Meta desiste de plano de demissões em massa por IA após revolta interna e falhas técnicas
A empresa queria substituir muito mais funcionários por agentes de inteligência artificial do que havia admitido publicamente, mas enfrentou resistência dos empregados e sistemas que não funcionaram como esperado.
A Meta planejava substituir uma parcela significativa de funcionários por agentes de IA (programas autônomos que executam tarefas sem supervisão humana constante), mas desistiu após os sistemas falharem repetidamente e enfrentar forte oposição interna dos empregados, que pressionaram a liderança contra a iniciativa.

A Meta planejava substituir uma parcela muito maior de sua força de trabalho por inteligência artificial do que revelou até agora, segundo informou a agência Reuters.
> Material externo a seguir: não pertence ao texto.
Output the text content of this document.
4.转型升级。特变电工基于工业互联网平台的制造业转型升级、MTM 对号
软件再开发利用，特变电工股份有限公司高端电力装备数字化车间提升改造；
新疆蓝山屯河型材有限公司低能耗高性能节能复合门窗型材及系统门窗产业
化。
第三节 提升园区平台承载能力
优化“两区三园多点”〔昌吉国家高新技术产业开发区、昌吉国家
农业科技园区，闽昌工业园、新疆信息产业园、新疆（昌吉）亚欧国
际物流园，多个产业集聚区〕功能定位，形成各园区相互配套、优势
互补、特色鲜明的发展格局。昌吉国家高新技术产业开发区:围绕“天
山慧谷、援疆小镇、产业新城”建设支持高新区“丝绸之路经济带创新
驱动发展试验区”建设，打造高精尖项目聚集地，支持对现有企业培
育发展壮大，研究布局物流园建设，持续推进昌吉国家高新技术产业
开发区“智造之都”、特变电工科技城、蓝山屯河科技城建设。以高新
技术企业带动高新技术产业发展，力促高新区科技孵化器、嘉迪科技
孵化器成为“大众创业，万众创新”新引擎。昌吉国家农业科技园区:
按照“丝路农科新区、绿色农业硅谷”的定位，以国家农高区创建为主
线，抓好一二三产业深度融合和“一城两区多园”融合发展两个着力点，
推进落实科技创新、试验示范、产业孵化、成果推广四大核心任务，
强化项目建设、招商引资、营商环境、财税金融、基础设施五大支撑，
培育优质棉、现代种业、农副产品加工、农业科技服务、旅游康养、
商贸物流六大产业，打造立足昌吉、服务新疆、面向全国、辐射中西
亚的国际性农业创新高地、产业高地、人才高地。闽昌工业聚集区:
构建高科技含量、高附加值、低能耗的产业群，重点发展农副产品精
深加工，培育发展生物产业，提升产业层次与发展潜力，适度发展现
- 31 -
O plano, porém, foi abandonado após uma combinação de revolta interna entre funcionários e falhas repetidas dos agentes de IA (programas autônomos projetados para executar tarefas sem supervisão humana constante) que deveriam assumir funções dentro da empresa.
De acordo com a reportagem, a companhia testou internamente sistemas de IA para desempenhar tarefas antes realizadas por equipes inteiras, como moderação de conteúdo, suporte técnico e análise de dados. A ideia era reduzir custos operacionais e acelerar processos, mas os agentes não conseguiram entregar os resultados esperados — cometiam erros frequentes, não compreendiam contextos complexos e exigiam intervenção humana constante, o que anulava a suposta economia.
Paralelamente, a notícia do plano vazou internamente e gerou uma onda de insatisfação entre os funcionários da Meta. Equipes inteiras se mobilizaram contra a iniciativa, apontando tanto riscos éticos quanto práticos: além do impacto em milhares de empregos, havia preocupação de que a substituição acelerada comprometesse a qualidade dos produtos e a segurança dos usuários. A pressão interna teria sido decisiva para que a liderança da empresa recuasse.
O episódio revela um descompasso entre o discurso público das big techs sobre IA — sempre otimista e focado em ganhos de produtividade — e a realidade interna, onde a tecnologia ainda tropeça em tarefas do dia a dia. Para quem acompanha o setor, fica claro que substituir humanos por IA em escala não é apenas uma questão técnica, mas também política e organizacional, especialmente em empresas onde os funcionários têm voz ativa e capacidade de resistência.